La última edición del Catecismo de la Iglesia Católica (1998) comparte la condena: "La tortura, que usa de violencia física o moral para arrancar confesiones, para castigar a los culpables, intimidar a los que se oponen, satisfacer el odio, es contraria al respeto y a la dignidad humana" (n. 2297). Sin embargo, el mismo Catecismo admite los suplicios: "La enseñanza de la Iglesia afirma la existencia del infierno y su eternidad. Las almas de los que mueren en estado de pecado mortal descienden a los infiernos inmediatamente después de la muerte y allí sufren las penas del infierno, el fuego eterno" (n. 1035).

Al sufrimiento de las almas, el Catecismo suma el de los cuerpos: la resurrección de todos los muertos, "de los justos y de los pecadores" (Hechos 24, 15), que precederá al Juicio Final, "será la hora en que todos los que estén en los sepulcros oirán su voz y los que hayan hecho bien, resucitarán para la vida, y los que hayan hecho el mal, para la condenación" (Juan 5, 28-29)... "e irán éstos a un castigo eterno y los justos a una vida eterna" (Mateo 25, 31.32.46) (n. 1038).

Se materialice o no el sufrimiento anunciado por Jesús, y corresponda o no juzgarlo con nuestras leyes, el miedo de los creyentes al futuro suplicio es ya un suplicio: un sufrimiento mental que nuestras leyes y el Catecismo prohíben.

Frente a estas convicciones de la Iglesia, que rechaza la tortura en vida y la admite en almas de muertos y cuerpos de resucitados, y alarmados por la declaración vaticana de que el infierno existe, es eterno y está lleno de malvados, le solicitamos:

a) que extienda al más allá el repudio a la tortura proclamado en el Catecismo;

b) que gestione se respeten los derechos humanos de la multitud de almas que están sufriendo, algunos desde el Gólgota, en tierras de Satanás.

c) Terminar con padecimientos de millones, desalojar y demoler el infierno, tranquilizar a los creyentes, puede hacer realidad su esperanza de que la Iglesia pasará a la historia como la defensora del hombre.

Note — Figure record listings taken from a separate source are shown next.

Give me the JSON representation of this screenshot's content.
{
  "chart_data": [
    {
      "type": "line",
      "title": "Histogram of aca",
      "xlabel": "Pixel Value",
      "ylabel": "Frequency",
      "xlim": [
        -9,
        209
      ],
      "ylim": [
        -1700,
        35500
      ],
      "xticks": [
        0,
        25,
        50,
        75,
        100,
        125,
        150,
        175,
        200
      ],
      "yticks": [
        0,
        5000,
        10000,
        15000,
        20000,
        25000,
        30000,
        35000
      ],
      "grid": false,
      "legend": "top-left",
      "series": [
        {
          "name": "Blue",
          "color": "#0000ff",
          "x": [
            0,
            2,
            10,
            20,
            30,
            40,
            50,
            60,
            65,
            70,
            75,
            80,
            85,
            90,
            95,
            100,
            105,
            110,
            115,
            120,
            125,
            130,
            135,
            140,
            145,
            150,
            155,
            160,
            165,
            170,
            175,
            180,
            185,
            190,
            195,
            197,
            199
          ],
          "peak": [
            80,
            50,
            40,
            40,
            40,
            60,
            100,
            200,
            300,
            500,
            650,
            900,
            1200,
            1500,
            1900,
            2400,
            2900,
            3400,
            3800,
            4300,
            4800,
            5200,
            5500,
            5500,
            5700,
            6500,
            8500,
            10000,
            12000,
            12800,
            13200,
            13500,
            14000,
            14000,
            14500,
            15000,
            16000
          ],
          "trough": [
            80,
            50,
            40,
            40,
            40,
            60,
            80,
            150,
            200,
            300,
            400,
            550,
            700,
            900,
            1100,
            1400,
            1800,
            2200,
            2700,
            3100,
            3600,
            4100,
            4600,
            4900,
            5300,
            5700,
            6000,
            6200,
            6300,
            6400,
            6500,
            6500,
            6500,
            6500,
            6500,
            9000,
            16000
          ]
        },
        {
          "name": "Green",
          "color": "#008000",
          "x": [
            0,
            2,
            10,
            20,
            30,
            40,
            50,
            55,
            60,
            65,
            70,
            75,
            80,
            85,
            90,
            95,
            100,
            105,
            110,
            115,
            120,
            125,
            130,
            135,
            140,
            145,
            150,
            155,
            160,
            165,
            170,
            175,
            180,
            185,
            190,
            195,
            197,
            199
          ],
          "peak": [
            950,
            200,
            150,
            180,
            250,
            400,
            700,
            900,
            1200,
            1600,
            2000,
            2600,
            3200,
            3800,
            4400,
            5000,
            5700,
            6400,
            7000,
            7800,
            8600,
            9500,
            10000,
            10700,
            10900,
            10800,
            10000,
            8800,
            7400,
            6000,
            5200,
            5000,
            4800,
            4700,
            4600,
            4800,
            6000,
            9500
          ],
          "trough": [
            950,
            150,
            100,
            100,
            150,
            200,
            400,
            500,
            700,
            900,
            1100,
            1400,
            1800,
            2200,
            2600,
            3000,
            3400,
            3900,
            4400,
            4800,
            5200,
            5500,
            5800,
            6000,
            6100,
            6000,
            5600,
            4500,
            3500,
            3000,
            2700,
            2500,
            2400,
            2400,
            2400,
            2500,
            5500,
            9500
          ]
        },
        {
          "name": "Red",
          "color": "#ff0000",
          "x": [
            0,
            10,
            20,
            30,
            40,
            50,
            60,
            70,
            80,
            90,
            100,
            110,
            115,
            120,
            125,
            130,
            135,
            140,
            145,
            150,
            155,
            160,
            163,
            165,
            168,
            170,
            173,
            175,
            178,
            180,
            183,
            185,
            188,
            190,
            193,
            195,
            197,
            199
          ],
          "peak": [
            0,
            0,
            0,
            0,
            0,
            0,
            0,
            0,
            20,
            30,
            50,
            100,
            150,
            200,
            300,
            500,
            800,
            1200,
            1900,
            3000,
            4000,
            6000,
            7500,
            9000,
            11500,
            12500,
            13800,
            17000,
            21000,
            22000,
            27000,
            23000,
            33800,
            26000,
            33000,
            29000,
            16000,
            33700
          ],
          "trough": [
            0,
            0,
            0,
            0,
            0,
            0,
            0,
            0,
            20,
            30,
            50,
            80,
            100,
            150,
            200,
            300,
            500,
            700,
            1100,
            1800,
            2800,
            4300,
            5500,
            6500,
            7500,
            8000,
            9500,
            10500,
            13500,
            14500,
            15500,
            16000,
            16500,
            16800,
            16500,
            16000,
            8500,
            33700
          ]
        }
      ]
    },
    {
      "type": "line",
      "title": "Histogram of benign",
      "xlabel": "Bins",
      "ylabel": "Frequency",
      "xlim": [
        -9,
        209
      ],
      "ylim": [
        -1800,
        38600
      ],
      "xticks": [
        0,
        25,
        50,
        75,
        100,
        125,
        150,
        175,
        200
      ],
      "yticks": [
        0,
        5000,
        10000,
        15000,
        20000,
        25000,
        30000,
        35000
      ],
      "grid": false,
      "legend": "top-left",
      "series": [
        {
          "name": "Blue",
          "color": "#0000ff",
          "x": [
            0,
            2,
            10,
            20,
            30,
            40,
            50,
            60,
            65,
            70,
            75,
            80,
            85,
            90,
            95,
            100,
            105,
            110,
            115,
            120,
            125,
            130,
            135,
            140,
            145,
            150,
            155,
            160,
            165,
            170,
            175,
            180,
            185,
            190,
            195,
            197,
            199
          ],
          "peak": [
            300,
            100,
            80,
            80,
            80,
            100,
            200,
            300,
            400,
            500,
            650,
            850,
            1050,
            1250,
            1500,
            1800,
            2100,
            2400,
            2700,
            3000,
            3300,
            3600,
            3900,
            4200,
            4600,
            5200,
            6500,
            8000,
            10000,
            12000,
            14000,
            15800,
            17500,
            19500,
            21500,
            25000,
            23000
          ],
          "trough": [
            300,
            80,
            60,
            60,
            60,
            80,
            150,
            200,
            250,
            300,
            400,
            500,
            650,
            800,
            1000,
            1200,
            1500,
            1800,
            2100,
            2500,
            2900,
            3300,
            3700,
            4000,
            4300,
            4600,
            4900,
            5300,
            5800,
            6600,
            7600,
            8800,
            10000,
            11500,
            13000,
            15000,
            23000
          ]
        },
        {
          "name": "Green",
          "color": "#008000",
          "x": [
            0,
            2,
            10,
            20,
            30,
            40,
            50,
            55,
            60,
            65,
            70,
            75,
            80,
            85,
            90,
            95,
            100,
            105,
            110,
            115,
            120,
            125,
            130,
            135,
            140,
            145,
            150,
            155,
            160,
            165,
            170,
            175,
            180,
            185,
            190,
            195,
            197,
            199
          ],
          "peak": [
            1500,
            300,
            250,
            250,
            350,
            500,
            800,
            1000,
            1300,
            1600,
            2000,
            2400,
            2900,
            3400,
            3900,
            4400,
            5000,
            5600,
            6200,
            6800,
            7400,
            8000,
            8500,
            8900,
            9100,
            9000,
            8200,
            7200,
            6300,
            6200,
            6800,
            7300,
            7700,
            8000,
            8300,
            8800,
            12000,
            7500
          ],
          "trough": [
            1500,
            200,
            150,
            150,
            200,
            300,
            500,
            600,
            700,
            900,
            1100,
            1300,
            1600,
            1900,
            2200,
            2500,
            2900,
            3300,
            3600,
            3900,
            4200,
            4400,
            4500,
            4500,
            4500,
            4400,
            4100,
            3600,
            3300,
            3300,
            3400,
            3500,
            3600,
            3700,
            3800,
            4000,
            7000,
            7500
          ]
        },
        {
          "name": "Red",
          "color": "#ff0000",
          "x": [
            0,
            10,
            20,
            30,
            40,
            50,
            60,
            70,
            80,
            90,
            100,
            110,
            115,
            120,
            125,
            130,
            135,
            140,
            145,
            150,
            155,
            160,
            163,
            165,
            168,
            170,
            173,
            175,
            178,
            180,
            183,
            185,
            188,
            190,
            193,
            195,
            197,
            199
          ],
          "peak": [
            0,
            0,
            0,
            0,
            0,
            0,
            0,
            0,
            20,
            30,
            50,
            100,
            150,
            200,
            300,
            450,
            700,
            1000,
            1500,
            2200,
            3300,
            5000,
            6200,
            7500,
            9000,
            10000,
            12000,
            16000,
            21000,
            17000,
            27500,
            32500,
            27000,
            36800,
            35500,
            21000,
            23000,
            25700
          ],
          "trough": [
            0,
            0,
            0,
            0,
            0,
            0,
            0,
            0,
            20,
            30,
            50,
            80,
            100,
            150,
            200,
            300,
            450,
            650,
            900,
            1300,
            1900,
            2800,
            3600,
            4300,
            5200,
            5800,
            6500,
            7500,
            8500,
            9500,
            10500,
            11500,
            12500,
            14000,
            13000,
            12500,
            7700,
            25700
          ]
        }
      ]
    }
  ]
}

Lo saluda muy atentamente,

CIHABAPAI - Club de Impíos Herejes Apóstatas Blasfemos Ateos Paganos Agnósticos e Infieles en formación

1. O CIHABAPAI, sempre em formação, foi fundado por León Ferrari.
2. Em janeiro de 2014, divulgou-se uma suposta mensagem do papa Francisco sobre o Inferno: "(...) A Igreja já não crê em um Inferno literal, onde as pessoas sofrem. Essa doutrina é incompatível com o amor infinito de Deus. Deus não é um juiz, mas um amigo e um amante da humanidade. Deus busca não para condenar, mas para abraçar. Assim como na fábula de Adão e Eva, vemos o Inferno como um recurso literário. O Inferno não passa de uma metáfora da alma isolada, que assim como todas as almas, em última instância, está unida em amor com Deus". A veracidade dessas declarações permanece em dúvida, entretanto, essa mensagem foi desmentida por fontes do próprio Vaticano.